On measuring anchorage loss in the transverse dimension there was some amount of buccal flaring of the molars seen in both the retraction techniques. But, the difference was not significant. The preformed NiTi wire used in the initial stages of leveling and aligning of the teeth is usually wider than the arch width. Also, the curve of was spee in the wire used in order to open the bite and level the maxillary creates a moment at the buccal tube of the molars which results in buccal flaring. These could be possible reasons for changes in transverse dimension seen in both the retraction groups. But on statistical analysis, it was found that the change in transverse dimension was not significant.
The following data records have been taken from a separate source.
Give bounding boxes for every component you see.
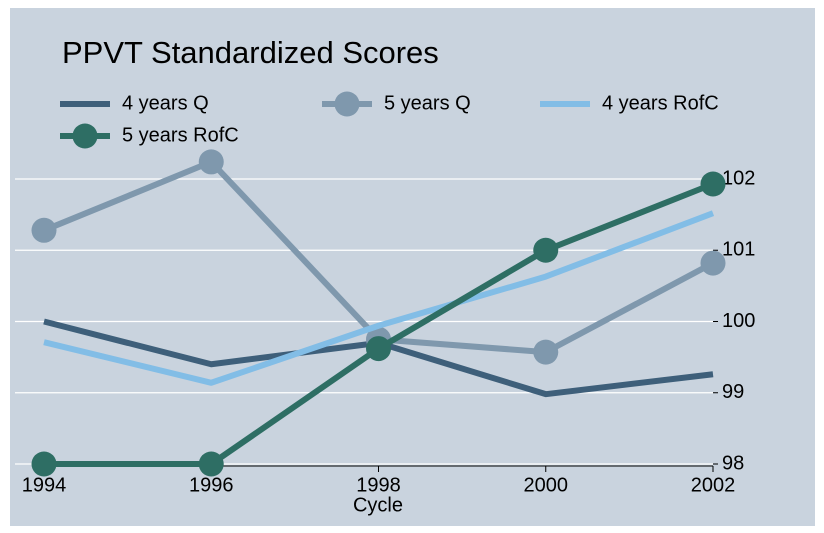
- x-tick-label: 1996: [189, 474, 234, 496]
- x-tick-label: 2000: [524, 474, 569, 496]
- data-point: [31, 217, 57, 243]
- legend-label: 5 years Q: [384, 92, 471, 114]
- data-point: [31, 451, 57, 477]
- legend-marker: [72, 123, 98, 149]
- data-point: [533, 339, 559, 365]
- legend-label: 5 years RofC: [122, 124, 239, 146]
- y-tick-label: 99: [722, 381, 744, 403]
- y-tick-label: 101: [722, 239, 755, 261]
- data-point: [198, 149, 224, 175]
- y-tick-label: 100: [722, 310, 755, 332]
- legend-marker: [334, 91, 360, 117]
- data-point: [533, 237, 559, 263]
- data-point: [700, 171, 726, 197]
- chart-title: PPVT Standardized Scores: [62, 35, 439, 70]
- x-tick-label: 1998: [356, 474, 401, 496]
- background: [10, 8, 815, 526]
- legend-label: 4 years Q: [122, 92, 209, 114]
- data-point: [366, 336, 391, 362]
- y-tick-label: 102: [722, 167, 755, 189]
- legend-label: 4 years RofC: [602, 92, 719, 114]
- y-tick-label: 98: [722, 452, 744, 474]
- data-point: [198, 451, 224, 477]
- x-tick-label: 2002: [691, 474, 736, 496]
- data-point: [700, 250, 726, 276]
- x-axis-label: Cycle: [353, 494, 403, 516]
- x-tick-label: 1994: [22, 474, 67, 496]
- series-line: [43, 210, 715, 386]
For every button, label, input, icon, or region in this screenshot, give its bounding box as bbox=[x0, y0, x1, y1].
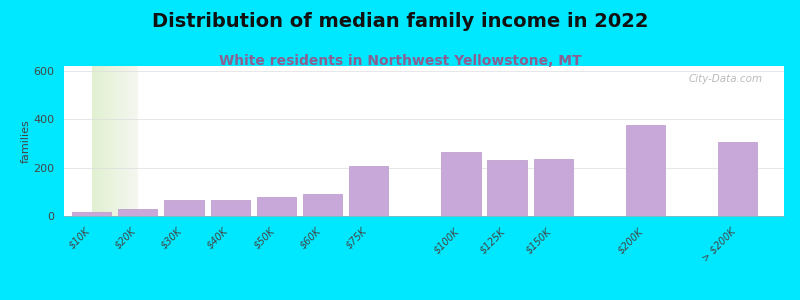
Bar bbox=[442, 152, 481, 216]
Text: City-Data.com: City-Data.com bbox=[688, 74, 762, 83]
Bar bbox=[257, 196, 296, 216]
Bar bbox=[303, 194, 342, 216]
Bar bbox=[718, 142, 758, 216]
Y-axis label: families: families bbox=[20, 119, 30, 163]
Bar bbox=[349, 167, 388, 216]
Bar bbox=[72, 212, 111, 216]
Text: White residents in Northwest Yellowstone, MT: White residents in Northwest Yellowstone… bbox=[218, 54, 582, 68]
Bar bbox=[534, 159, 573, 216]
Bar bbox=[164, 200, 204, 216]
Bar bbox=[487, 160, 526, 216]
Bar bbox=[210, 200, 250, 216]
Bar bbox=[626, 125, 665, 216]
Text: Distribution of median family income in 2022: Distribution of median family income in … bbox=[152, 12, 648, 31]
Bar bbox=[118, 209, 158, 216]
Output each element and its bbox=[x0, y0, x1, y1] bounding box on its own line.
The results showed that the anchorage loss in en-masse retraction was statistically significant (p-value = 0.045) as compared with twostep retraction.

Conclusion

The results of the present study show that there was anchorage loss in the sagittal dimension and vertical dimension in both the retraction groups. But it was significantly higher in the en-masse retraction group when compared with the two-step retraction group. This is attributed to the number of teeth in the anchorage unit which is higher in the two-step retraction group when compared with the en-masse retraction group. The anchorage loss in the transverse dimension was similar for both groups.